青白く輝く月の下、月よりなお青ざめた顔でスギナの銃口を見つめる男。震える口元から、知らず知らずのうちに家族の名前が小さな声となって零れ落ちる。
繰り返し繰り返し、末期の経文のように唱え続けられる女性の名。波の音より小さな声で、男の口から洩れる名前が、スギナの耳を打つ。
だれの名前なのだろうか。スギナは少しだけ考える。
死を前にしているにもかかわらず、柔らかく語りかけるかのようにつぶやく名前。おそらく、自分の娘の名前なのだろうな、とスギナは少しだけ考える。
男の年齢からすると、まだ幼い娘なのだろう。かわいい盛りなのだろう。
この男は、娘に絵本を買ってあげたことはあるのだろうか。どのような絵本を読んであげたのだろうか。そのような事をほんの少しだけ考えながら、スギナは銃の引き金を引いた。

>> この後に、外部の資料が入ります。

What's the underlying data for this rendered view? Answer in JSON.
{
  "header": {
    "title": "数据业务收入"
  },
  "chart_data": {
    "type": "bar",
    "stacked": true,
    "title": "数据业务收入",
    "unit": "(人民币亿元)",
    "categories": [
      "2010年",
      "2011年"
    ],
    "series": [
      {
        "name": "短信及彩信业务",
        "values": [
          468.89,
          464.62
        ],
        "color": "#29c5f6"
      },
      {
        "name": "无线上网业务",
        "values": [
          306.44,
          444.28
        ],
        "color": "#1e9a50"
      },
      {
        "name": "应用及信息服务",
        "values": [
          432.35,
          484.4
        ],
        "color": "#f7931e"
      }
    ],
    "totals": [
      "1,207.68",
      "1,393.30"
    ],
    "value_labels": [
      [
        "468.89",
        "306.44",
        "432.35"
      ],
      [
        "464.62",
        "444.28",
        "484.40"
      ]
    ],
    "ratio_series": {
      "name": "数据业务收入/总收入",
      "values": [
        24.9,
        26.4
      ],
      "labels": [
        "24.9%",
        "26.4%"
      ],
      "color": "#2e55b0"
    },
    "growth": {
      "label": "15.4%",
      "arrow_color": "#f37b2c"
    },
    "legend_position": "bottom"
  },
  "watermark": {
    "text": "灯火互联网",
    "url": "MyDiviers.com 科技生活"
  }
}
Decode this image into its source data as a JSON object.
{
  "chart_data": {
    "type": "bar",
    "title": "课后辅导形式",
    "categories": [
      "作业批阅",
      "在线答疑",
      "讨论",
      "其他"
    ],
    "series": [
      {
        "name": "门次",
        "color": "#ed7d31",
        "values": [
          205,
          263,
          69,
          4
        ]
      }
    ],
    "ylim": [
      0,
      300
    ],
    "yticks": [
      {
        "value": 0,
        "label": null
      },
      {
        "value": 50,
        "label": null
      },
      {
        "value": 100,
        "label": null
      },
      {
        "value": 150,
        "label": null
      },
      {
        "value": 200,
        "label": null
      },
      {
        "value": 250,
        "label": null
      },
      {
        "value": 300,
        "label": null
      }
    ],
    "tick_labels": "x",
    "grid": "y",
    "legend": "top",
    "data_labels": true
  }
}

新たな死、新たな殺人に、スギナの肺腑が重くなる。体内に、心中に、黒い汚濁のような感情が広がっていくのがわかる。
しかしスギナは、もはや嘔吐するようなことはなかった。吐き気はしたが、実際に吐くことはなかった。
慣れてきたのだろうか。人を殺すことに、私は慣れてしまったのだろうか。スギナはそう思った。